In Helft's piece, Google's lawyer sort of agrees - although he spins it differently:
nothing prevented a potential rival from following in its footsteps -- namely, by scanning books without explicit permission, waiting to be sued and working to secure a similar settlement (source)
Perhaps. I'm withholding judgment until later this month; I'm going to a panel on the settlement hosted by the Information Technology and Innovation Foundation, and will hopefully get a few of my questions answered. Will update you with what I find out.
Darnton works at an institution that could easily create a competing book database on its own, if Google starts behaving badly or charging exorbitant fees for access. Harvard has the money and the books already. Princeton or Yale could probably do it, too. I think Google's settlement would actually make things easier for future competitors since they would already have a precedent for negotiating with the various rightsholders.
This is a very interesting issue.
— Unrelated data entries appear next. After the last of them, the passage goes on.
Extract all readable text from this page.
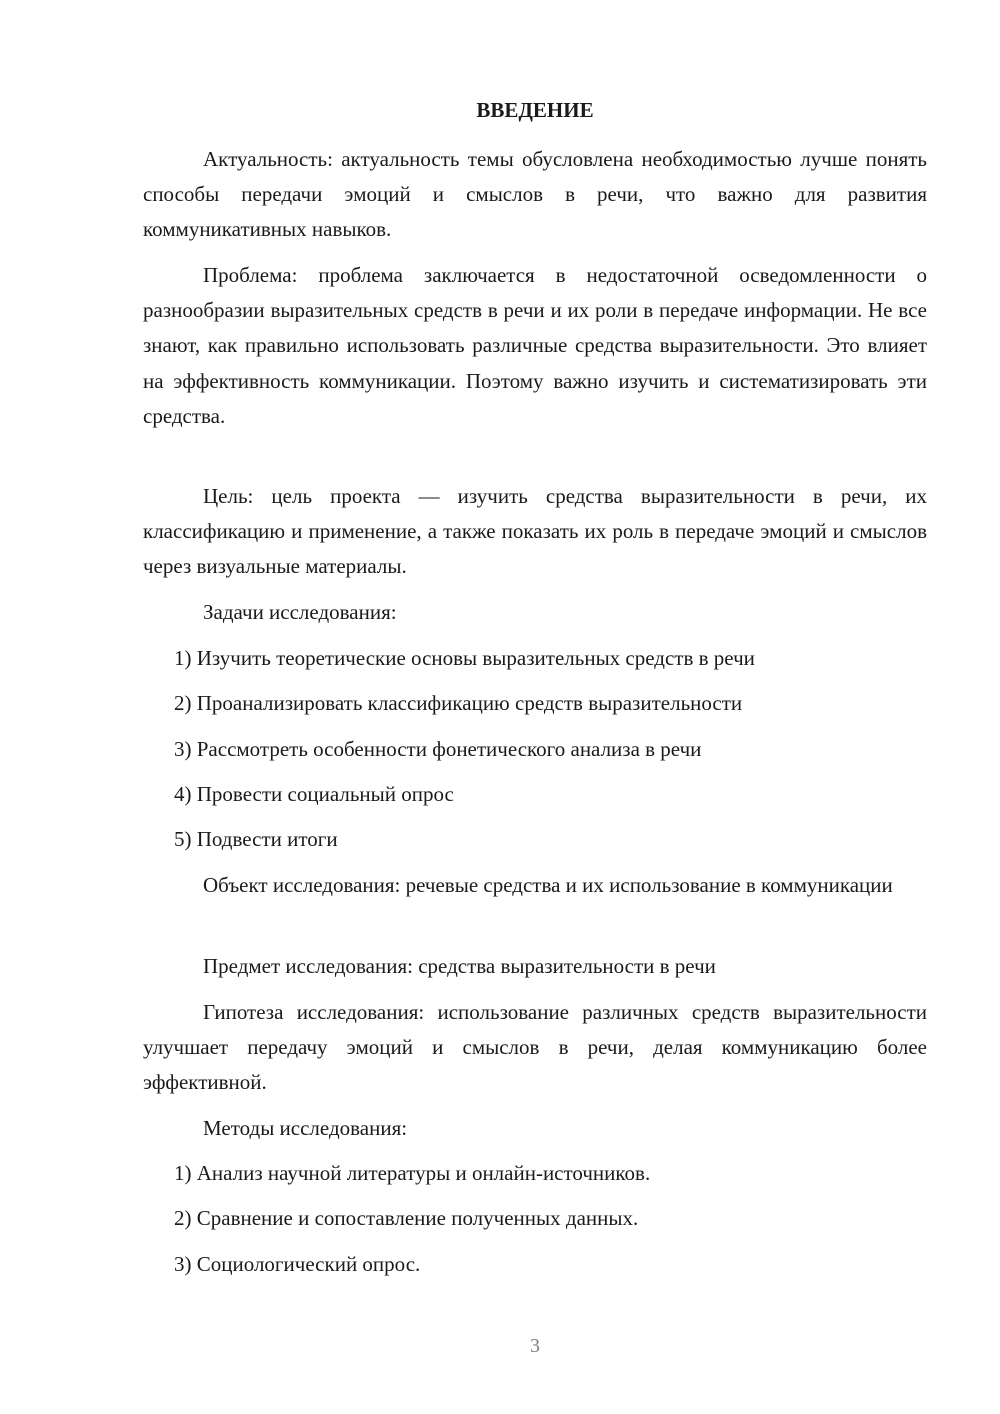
ВВЕДЕНИЕ

Актуальность: актуальность темы обусловлена необходимостью лучше понять способы передачи эмоций и смыслов в речи, что важно для развития коммуникативных навыков.

Проблема: проблема заключается в недостаточной осведомленности о разнообразии выразительных средств в речи и их роли в передаче информации. Не все знают, как правильно использовать различные средства выразительности. Это влияет на эффективность коммуникации. Поэтому важно изучить и систематизировать эти средства.

Цель: цель проекта — изучить средства выразительности в речи, их классификацию и применение, а также показать их роль в передаче эмоций и смыслов через визуальные материалы.

Задачи исследования:

1) Изучить теоретические основы выразительных средств в речи

2) Проанализировать классификацию средств выразительности

3) Рассмотреть особенности фонетического анализа в речи

4) Провести социальный опрос

5) Подвести итоги

Объект исследования: речевые средства и их использование в коммуникации

Предмет исследования: средства выразительности в речи

Гипотеза исследования: использование различных средств выразительности улучшает передачу эмоций и смыслов в речи, делая коммуникацию более эффективной.

Методы исследования:

1) Анализ научной литературы и онлайн-источников.

2) Сравнение и сопоставление полученных данных.

3) Социологический опрос.

3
If this really does give Google a monopoly on creating and hosting a comprehensive book database, then it is very, very bad. I look forward to your post on the panel!
There are several areas of our economy where we recognize that monopolies are unavoidable and/or more efficient -- electric utilities, water supply, etc. However, in those same cases we have realized the potential abuses inherent in a monopoly and have set up appropriate regulatory commissions to make sure the public gets a fair deal.
I think we have reached the point where we will need to recognize the existence of monopolistic "information utilities" -- like Google's -- and put in place an appropriate regulatory framework.
Thanks for this article. I didn't know there was so much contention over this. Looking forward to the panel.
I have to say that I'm both confused and a little dismayed (being a lover of Teh Google). Is there talk of google actually charging for access to the database? And are they seriously trying to claim that no one else can legally database the orphan books? Or is the fear that they could?
I think the fear is that in the long run, Google would start charging more and more for full-text access to the books, the ability to print them out, etc. While publishers and authors would have a say in the handling of copyrighted books with clear rightsholders, what to do with orphan books would be up to Google, and apparently other people might not be able to database them under this settlement. So yeah, I think people are concerned about the situation a decade or so down the road - not the situation now.
My only concern is that the scanned books not become less accessible to the public after scanning.
I love being able to find 50-year-old books in libraries that cover certain topics better than newer books are ever likely to. I still prefer holding and reading a physical book to reading one or two pages of it on a computer monitor.